Der Gedanke der Transformation liegt in der Herrschaft Gottes begründet, um die sich bei Jesus alles dreht. Hier denkt Graham stark von der Missio Dei her: Gott bezieht uns ein in die Erneuerung und Wiederherstellung seiner Welt. David Bosch sagte, Evangelisation bedeutet, Menschen in diese Mission zu rufen. Und auch wenn wir keinen vollkommenen Himmel auf Erden erreichen werden, so ist es doch ein Beitrag mit ewiger Bedeutung. Kirche muss von dieser Missio Dei her gedacht und zentrifugal – nach außen gewandt – gedacht und gelebt werden, nicht nach innen gekehrt. Und das ist zuerst eine Frage der Herzen, nicht der Gebäude. Wir geben das, was wir bekommen haben, gleich weiter – und merken dabei, wie es mehr statt weniger wird, je länger wir das tun.

Alpha wird ein immer bunterer und größerer Ökumenischer Mikrokosmos. Gestern war ein koptischer Bischof unter uns der von einer Arbeit unter Aidskranken berichtete und Heilungen, die sie dort auch erleben; in Chile arbeiten Katholiken, Pfingstler und Evangelikale fröhlich zusammen; 35 verschiedene Gemeinden haben in Soweto eine Alpha Celebration veranstaltet, in Irland gibt es erste Alpha-Kurse für Gehörlose und unter Obdachlosen, in Seattle hat man für Einwanderer einen sprachlich stark vereinfachten Kurs entwickelt. Andere Dinge habe ich ja schon erwähnt.

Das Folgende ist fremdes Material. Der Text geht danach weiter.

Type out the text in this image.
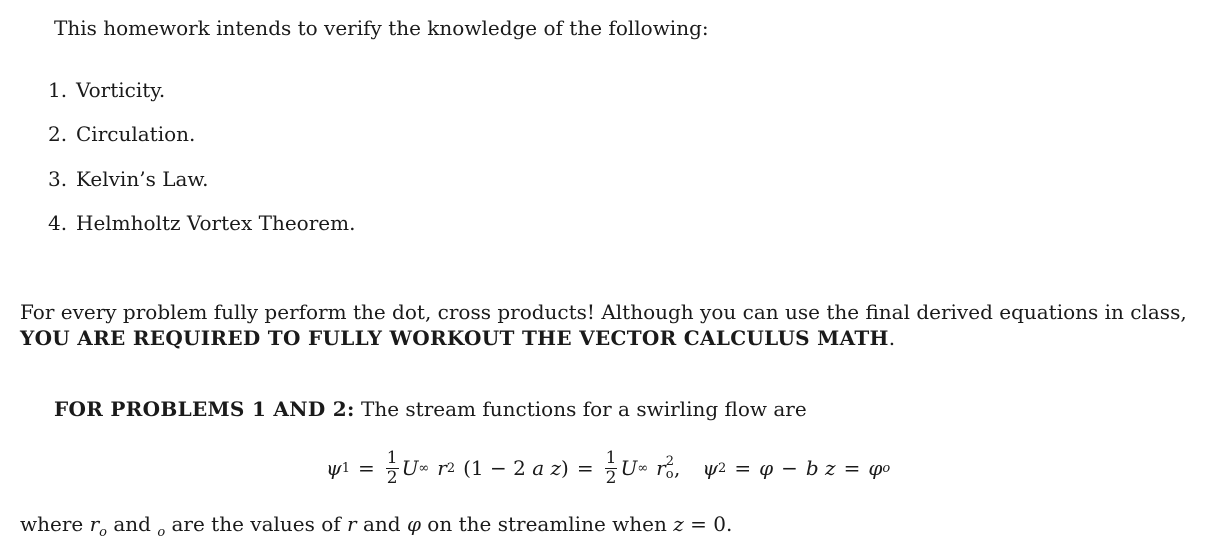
This homework intends to verify the knowledge of the following:
1. Vorticity.
2. Circulation.
3. Kelvin’s Law.
4. Helmholtz Vortex Theorem.
For every problem fully perform the dot, cross products! Although you can use the final derived equations in class,
YOU ARE REQUIRED TO FULLY WORKOUT THE VECTOR CALCULUS MATH.
FOR PROBLEMS 1 AND 2: The stream functions for a swirling flow are
ψ $1 = \frac{1}{2}$ U ∞ r 2 (1 − 2
a
z ) = $\frac{1}{2}$ U ∞ r 2
o , ψ 2 = φ − b
z = φ o
where $r_o$ and $_o$ are the values of r and φ on the streamline when z = 0.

Je länger ich über das alles nachdenke, desto begeisterter bin ich, ein Teil dieses Beziehungsgeflechts zu sein, das diese gute Nachricht verbreitet und immer mehr und konkreter auch daran geht, in vielen kleinen Schritten die Welt zu verändern. Denn auch wenn vor Ort mal eine Weile lang nichts vorwärts zu gehen scheint, alle zusammen kommen wir eben doch voran. Und wenn Alpha auch bei uns immer noch mehr dazu hilft, nicht nur Kirchenbänke zu füllen, sondern Menschen für die Missio Dei freizusetzen, dann ist es jeden Aufwand wert.